Tuesday, September 6, 2011

5th Annual Women Leaders in Medicine Awards and Reception

(taken from, which is also where the application can be found.)

The submission deadline for nominations is Sept. 9, 2011 at 11:59 pm ET

Thank you for your interest!

The Women Leaders in Medicine awards were created by AMSA in 2007 to recognize women physicians and educators who serve as role models, teachers, highly accomplished professionals, and sources of inspiration for women and men who are currently in their medical training. These women deserve recognition for their accomplishments and dedication to fostering tomorrow’s women leaders in medicine.

We are currently accepting nominations for this year's WLIM awards. Medical and premedical students are encouraged to fill out our simple online form and tell us about an inspiring woman who has influenced the student's medical career.

Between four and six women are selected and invited to attend the AMSA National Convention in March to receive their award at a special reception. Many of our past awardees have considered their Women Leaders in Medicine award a truly meaningful honor because it comes directly from the voices of students. At AMSA, we hope to give back some recognition to these amazing women in addition to generating awareness about the importance of fostering leadership in medicine that promotes healthy change and equality in care and professional opportunity for women and men.

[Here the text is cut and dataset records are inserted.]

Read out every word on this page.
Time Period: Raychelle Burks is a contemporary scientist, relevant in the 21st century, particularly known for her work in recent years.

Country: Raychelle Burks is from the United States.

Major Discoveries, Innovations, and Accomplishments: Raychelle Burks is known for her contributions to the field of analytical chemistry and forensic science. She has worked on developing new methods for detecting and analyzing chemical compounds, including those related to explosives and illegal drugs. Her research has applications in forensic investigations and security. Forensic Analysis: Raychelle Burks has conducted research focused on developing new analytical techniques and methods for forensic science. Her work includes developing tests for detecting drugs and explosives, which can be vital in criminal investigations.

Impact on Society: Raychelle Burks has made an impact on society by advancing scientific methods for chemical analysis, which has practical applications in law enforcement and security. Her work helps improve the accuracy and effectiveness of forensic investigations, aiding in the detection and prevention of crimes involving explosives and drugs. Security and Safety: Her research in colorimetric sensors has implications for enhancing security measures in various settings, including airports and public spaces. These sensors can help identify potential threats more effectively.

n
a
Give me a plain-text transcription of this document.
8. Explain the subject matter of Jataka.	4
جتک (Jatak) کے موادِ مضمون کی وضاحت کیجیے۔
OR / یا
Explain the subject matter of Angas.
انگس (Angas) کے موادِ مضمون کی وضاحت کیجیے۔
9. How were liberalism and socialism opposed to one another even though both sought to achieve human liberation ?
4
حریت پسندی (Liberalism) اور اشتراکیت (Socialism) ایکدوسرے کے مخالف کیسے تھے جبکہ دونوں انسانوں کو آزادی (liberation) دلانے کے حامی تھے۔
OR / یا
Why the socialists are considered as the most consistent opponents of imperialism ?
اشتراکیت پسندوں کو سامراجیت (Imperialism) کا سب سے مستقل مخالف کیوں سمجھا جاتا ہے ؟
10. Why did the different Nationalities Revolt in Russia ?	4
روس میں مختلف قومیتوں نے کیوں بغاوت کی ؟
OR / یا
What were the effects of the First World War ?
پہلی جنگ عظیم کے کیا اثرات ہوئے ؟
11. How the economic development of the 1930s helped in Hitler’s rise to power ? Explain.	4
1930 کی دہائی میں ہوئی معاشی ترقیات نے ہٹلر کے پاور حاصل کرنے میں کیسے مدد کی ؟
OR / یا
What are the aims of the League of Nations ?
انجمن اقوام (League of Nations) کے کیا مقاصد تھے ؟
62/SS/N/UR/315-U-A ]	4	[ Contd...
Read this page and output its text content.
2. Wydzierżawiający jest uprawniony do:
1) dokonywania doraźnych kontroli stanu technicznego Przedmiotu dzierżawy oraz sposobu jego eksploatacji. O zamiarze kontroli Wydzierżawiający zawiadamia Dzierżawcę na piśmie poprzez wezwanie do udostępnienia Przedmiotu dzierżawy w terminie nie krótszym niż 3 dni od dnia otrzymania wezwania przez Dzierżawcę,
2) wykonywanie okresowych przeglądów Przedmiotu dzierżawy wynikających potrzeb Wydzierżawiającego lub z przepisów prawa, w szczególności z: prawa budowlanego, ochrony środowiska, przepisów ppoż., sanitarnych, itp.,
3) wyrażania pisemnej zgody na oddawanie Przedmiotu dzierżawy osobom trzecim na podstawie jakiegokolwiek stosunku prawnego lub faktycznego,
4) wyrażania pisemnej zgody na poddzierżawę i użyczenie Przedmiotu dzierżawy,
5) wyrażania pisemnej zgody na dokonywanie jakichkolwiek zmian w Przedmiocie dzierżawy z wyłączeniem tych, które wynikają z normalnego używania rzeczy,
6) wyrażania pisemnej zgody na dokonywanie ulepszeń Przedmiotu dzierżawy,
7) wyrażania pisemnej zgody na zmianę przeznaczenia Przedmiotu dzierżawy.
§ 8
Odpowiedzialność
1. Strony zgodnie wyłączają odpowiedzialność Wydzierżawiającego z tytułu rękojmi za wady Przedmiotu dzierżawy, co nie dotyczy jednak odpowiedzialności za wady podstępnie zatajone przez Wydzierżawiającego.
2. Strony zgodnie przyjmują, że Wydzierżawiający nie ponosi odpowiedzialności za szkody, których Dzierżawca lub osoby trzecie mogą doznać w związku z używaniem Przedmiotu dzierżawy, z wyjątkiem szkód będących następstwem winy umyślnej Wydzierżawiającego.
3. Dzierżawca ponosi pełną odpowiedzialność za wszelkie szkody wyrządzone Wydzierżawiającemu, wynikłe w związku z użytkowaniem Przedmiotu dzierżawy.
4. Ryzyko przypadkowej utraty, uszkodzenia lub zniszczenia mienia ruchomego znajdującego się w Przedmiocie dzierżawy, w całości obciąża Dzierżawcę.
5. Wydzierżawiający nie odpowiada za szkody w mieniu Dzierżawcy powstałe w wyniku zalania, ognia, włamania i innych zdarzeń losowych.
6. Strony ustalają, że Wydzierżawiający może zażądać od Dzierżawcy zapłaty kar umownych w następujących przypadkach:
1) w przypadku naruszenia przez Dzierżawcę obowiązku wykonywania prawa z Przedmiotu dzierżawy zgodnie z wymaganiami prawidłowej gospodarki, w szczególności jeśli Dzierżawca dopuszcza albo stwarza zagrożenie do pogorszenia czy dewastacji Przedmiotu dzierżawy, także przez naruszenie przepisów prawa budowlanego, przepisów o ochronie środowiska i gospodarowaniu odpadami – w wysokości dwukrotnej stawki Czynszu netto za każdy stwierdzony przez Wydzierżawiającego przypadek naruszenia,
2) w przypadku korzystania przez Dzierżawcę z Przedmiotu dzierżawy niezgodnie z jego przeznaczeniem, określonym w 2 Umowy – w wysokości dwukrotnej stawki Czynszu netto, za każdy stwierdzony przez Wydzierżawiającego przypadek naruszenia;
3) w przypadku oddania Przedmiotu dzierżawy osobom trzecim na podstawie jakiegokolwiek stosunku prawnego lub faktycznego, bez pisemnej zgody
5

This year will be an extra special reception as we celebrate the fifth year of this inspiring event. We hope you will join us at AMSA's Annual Convention for the Annual Women Leaders in Medicine reception as we announce this year’s recipients!

Sunday, September 4, 2011

My personal pep-squad

I recived a random gchat message from a random friend today:

"Are you ready to be my vaginacologist yet or WHAT?"

A simple, and lovely, reminder that there are people out there pulling for me to become a doctor.  I may decide not to be a ob/gyn, but finding out this week that I passed step 1, I am now much more confident that I will get through medical school with my degree [and hopefully my head still screwed on].  Thanks ya'll for supporting me through the annoyance of having to retake it. 

Now, if only I can get through the next 7 weeks of my pediatric clerkship without getting sick again...  I LOVE peds but I'm not such a fan of all the bugs the cute kids carry around.

Friday, September 2, 2011

Peds: day 5

I think I caught my first cold from the little buggers.  Either from them, or my roommate who has a pretty nasty cold/sinus infection that she caught during her OB/GYN orientation at the beginning of the week.   Between feeling like crap and closely watching the tropical storm over the gulf coast, I'm feeling pretty awful about this weekend.  I am supposed to be driving out to spend the weekend with my girlfriend when I get off call at 3 which I have been so excited about all week.  However, right now, I have no idea how I'm going to manage the drive when all I want to do is sleep.